Being familiar with Concrete Efflorescence How It Contributes To Ugly Foundation Walls
At Permaseal, we all answer customer questions regarding concrete problems every single day. Probably the most popular, and most puzzling for property owners, is exactly what they ought to do when they find layers of white, flaky deposits on their basement wall surfaces. This powder is very popular on concrete surfaces -- especially in cellars and crawl spaces -- and it is often called efflorescence.
What Can Cause Efflorescence?
Concrete is a porous material -- and it has been since the day it dried. As a result, it'll take moisture from the dirt outside, progressively releasing some of this moisture into your home. This really is most significant reasons that cellars are infamously moist, humid spaces.
As this moisture passes through your cement, it brings a little portion of minerals from the soil outdoors along with it, combined with the lime in the cement itself. When it evaporates into your cellar, it leaves these kinds of minerals behind. With time, they create the white-colored, flaky dust that you notice on your walls right now.
Cleaning up Efflorescence from Basement Walls
There are many products on the market today that are specifically geared towards getting rid of stains from cement walls and flooring surfaces. One good way to get rid of efflorescence is usually to rent a power washer from a nearby home improvement store and to combine it with these kinds of chemicals to effectively blast efflorescence away from the concrete.
For a less expensive solution, however, you may substitute these custom chemicals with a solution of bleach.
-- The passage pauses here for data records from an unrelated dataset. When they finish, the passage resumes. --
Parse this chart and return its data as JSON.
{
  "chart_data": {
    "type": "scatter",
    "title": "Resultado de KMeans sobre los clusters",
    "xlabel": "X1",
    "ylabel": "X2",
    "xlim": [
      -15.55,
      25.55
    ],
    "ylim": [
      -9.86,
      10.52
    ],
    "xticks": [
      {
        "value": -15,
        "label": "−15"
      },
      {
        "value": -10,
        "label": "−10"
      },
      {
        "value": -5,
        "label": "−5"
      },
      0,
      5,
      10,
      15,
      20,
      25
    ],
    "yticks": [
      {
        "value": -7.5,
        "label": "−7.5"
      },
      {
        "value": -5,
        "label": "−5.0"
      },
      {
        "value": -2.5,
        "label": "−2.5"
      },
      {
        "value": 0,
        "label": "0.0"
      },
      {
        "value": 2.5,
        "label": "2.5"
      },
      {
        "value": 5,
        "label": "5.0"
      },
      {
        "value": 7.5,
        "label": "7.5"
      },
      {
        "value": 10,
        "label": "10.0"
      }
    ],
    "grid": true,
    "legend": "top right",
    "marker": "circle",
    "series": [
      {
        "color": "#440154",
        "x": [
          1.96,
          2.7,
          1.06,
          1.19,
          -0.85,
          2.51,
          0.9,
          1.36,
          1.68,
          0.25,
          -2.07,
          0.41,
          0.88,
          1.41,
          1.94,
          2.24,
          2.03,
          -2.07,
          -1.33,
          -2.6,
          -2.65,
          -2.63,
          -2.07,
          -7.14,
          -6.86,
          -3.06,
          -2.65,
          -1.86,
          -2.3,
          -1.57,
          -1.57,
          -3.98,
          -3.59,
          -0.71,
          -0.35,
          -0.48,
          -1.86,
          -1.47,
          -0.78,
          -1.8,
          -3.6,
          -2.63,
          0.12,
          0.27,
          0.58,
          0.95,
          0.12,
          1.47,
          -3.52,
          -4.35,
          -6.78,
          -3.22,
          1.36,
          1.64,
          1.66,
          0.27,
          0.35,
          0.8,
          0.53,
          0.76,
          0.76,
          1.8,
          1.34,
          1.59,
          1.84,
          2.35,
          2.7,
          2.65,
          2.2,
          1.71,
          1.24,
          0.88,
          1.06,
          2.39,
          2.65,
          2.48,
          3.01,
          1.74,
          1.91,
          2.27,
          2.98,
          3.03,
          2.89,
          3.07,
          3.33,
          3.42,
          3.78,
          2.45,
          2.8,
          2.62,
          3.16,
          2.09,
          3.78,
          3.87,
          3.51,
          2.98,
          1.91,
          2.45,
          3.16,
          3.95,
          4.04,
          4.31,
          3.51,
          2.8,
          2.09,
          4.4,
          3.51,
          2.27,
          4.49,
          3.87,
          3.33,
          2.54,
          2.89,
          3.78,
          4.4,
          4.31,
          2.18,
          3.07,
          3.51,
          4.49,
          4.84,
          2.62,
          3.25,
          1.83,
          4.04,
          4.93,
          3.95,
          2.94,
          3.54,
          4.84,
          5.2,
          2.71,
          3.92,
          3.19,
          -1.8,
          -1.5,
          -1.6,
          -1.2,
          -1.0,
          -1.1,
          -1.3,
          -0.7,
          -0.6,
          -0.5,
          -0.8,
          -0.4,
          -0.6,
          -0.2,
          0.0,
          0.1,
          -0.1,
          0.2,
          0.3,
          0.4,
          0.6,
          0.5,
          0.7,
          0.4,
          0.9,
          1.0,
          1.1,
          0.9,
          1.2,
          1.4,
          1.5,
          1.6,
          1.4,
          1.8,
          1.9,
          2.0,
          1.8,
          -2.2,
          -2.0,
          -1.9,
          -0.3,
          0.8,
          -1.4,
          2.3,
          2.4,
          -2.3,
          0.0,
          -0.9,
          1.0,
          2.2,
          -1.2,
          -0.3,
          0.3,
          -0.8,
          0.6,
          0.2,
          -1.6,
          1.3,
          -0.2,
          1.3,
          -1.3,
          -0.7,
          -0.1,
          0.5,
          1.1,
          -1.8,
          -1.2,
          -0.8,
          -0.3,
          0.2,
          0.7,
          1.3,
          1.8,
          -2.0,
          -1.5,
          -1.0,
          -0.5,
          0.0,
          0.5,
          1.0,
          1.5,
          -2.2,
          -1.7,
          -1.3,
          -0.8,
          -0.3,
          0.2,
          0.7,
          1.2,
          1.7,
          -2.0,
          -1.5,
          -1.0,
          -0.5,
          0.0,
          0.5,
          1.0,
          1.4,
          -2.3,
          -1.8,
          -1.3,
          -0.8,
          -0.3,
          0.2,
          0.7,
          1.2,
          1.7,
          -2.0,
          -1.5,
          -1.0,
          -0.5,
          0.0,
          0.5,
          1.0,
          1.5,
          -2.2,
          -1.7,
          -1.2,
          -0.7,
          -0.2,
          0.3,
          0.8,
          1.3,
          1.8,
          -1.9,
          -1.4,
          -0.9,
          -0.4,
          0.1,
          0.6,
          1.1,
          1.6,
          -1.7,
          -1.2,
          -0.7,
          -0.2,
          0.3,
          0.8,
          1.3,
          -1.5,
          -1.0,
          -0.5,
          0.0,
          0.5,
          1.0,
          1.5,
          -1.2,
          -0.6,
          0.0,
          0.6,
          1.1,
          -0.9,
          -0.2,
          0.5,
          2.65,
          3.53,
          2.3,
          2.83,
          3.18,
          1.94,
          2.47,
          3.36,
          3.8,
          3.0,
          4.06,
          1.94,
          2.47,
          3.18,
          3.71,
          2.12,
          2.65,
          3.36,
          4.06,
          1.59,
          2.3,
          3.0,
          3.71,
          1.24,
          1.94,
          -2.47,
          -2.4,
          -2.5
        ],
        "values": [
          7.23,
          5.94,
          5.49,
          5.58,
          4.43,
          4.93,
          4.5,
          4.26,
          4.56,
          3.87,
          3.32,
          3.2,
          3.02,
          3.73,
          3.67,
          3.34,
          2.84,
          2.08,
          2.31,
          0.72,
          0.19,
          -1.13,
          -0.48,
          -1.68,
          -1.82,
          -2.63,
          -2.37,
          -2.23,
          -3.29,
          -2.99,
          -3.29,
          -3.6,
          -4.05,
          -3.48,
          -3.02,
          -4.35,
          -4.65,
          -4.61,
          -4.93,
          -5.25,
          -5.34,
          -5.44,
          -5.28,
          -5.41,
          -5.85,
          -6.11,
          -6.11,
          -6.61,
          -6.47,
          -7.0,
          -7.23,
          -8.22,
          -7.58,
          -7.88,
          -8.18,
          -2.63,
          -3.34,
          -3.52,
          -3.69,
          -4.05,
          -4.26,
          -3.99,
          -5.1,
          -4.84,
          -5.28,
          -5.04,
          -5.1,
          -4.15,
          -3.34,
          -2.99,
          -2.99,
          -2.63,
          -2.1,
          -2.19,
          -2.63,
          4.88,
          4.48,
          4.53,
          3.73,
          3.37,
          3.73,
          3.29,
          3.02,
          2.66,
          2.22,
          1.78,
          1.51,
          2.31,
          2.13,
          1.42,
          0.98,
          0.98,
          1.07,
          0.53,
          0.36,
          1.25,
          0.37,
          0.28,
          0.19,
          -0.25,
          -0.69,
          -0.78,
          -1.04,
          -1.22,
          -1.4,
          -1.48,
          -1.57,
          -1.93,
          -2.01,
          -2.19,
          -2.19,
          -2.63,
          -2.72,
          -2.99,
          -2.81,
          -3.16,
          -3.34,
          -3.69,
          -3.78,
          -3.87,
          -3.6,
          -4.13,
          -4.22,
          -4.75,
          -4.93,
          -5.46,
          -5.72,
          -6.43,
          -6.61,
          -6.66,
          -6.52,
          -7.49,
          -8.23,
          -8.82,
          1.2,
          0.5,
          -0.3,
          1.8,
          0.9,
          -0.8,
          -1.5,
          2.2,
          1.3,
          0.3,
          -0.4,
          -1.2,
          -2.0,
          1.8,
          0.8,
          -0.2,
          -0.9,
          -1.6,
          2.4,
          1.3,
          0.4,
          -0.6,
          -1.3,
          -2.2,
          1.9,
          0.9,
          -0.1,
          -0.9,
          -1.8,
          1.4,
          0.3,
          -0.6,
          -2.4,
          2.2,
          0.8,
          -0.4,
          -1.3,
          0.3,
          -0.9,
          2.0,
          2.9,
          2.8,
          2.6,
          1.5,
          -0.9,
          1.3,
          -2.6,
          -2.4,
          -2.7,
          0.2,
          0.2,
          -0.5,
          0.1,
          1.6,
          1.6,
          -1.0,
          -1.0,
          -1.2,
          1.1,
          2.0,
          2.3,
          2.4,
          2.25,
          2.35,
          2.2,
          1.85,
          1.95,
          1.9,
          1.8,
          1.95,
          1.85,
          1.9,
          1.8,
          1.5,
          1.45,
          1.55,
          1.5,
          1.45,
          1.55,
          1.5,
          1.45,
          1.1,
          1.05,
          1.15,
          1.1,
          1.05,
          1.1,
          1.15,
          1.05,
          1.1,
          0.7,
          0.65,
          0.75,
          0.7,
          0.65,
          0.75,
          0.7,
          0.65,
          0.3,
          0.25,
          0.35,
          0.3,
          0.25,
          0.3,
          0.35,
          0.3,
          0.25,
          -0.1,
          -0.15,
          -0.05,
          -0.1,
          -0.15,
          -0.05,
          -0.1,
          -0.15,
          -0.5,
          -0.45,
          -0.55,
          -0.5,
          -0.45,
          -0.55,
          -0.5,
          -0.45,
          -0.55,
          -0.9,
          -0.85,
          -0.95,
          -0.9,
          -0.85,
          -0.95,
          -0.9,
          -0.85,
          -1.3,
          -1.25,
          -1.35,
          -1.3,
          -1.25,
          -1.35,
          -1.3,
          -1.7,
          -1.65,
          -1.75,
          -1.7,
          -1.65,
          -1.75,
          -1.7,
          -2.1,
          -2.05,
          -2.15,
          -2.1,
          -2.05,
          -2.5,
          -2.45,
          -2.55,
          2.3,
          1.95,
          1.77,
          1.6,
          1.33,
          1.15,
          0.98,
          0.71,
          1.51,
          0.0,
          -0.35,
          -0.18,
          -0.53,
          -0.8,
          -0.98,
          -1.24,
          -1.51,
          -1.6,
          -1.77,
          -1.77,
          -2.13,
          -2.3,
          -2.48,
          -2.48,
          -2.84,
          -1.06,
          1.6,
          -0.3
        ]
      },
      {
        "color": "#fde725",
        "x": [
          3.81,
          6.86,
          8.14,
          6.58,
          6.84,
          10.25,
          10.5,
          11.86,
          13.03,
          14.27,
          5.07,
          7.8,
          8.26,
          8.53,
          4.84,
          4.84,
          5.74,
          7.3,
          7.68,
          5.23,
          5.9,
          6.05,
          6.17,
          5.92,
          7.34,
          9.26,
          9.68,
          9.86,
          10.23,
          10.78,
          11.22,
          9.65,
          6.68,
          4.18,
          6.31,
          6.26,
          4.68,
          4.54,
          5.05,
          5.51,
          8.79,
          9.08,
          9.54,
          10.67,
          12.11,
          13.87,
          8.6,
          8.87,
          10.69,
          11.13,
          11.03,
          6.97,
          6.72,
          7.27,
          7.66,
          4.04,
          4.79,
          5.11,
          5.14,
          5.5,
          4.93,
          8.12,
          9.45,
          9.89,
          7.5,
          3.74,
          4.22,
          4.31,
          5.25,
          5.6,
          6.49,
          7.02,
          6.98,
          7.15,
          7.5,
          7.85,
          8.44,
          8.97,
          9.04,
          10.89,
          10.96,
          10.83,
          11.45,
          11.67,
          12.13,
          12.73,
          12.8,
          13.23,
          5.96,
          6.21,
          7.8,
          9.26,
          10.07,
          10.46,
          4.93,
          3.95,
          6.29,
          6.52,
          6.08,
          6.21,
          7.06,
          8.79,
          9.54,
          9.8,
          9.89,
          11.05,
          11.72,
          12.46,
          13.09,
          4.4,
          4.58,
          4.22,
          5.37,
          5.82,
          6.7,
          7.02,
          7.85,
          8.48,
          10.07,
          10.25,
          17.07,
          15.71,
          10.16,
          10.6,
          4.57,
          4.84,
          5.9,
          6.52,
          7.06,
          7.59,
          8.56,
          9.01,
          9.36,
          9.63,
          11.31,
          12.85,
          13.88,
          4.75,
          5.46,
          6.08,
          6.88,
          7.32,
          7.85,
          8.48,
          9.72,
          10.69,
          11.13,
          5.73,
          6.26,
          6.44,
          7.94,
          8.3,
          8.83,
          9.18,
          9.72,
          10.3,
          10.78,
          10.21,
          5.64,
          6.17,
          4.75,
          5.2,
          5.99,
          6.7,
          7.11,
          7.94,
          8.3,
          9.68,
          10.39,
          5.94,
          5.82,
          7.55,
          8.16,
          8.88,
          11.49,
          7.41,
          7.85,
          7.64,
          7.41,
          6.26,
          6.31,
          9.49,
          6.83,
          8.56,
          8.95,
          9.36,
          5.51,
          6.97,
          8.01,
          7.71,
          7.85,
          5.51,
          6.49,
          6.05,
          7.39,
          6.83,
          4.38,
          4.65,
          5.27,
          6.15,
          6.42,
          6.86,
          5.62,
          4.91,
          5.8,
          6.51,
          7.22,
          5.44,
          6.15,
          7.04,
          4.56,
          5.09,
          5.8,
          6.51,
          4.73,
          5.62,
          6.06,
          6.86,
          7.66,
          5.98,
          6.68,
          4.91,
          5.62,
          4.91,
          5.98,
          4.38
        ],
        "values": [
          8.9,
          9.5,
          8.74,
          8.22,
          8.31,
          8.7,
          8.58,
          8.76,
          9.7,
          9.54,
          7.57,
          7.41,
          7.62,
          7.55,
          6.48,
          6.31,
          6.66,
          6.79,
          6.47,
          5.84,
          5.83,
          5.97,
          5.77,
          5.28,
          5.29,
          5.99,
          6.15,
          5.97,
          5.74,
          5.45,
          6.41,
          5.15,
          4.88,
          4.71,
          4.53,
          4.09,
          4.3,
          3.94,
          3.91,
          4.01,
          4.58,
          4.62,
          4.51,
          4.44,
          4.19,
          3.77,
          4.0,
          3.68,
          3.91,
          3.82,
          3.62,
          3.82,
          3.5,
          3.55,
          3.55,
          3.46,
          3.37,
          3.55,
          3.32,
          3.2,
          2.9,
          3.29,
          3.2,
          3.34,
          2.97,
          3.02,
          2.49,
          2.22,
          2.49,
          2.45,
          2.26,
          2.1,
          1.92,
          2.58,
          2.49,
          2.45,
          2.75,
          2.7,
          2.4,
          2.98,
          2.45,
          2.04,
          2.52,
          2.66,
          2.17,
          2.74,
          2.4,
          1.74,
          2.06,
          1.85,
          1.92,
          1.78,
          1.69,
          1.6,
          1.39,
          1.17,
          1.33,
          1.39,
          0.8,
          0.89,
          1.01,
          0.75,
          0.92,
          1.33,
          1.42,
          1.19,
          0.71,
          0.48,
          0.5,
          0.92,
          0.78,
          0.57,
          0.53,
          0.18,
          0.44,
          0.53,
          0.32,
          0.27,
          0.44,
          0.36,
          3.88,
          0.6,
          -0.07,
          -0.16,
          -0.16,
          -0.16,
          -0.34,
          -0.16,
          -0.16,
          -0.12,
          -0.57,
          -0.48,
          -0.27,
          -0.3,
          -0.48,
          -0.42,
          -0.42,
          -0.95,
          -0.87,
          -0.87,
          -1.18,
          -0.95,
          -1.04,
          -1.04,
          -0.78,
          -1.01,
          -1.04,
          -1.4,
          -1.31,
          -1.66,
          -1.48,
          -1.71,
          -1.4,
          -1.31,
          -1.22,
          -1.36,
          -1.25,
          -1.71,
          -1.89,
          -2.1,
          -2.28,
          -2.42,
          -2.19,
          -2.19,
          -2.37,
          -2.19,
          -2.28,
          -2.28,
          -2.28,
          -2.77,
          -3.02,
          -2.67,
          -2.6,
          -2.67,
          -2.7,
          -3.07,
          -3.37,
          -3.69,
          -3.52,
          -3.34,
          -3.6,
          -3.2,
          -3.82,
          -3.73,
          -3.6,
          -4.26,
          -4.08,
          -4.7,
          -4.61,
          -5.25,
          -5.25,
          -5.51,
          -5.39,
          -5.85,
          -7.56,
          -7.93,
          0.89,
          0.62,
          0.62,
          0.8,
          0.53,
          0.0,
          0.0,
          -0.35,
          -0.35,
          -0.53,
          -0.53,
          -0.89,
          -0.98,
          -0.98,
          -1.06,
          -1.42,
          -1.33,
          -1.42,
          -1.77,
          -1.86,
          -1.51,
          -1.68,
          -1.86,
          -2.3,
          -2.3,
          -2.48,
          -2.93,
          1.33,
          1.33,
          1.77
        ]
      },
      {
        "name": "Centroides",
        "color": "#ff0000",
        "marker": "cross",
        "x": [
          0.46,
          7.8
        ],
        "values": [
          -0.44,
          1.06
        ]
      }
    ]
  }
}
Coupled with a power washer, pressure washer, or simply by applying with a scrub brush and some work, you will be in the position to thoroughly clean off most efflorescence issues.
Phosphoric acid may also be used to not only get rid of efflorescence powder but also corrosion, grime, unsightly stains, and hard water build up. Even so, phosphoric acid, along with other chemicals, must be used cautiously and with great attention.
Shielding Your Basement from Efflorescence
At Permaseal, we recommend protecting your cement surfaces from efflorescence before an issue arises. However, if you clean already affected concrete, protection can be applied after.
Our recommended way to prevent efflorescence is by sealing your cement walls with a concrete sealer. The product works deep into the pores of your concrete walls and floor surfaces to create a glass-like silicate bond in the cement.
This barrier prevents the movement of moisture through the basement walls and floor surfaces, protecting your cellar from both efflorescence and the water vapor transmission linked to basement humidity.
Concrete treatments can be applied as a spray, roller, paint brush, and also other ways, and it cures in 2-4 hours. It is safe for indoor use as well as outdoor use, and may protect your basement in many different ways.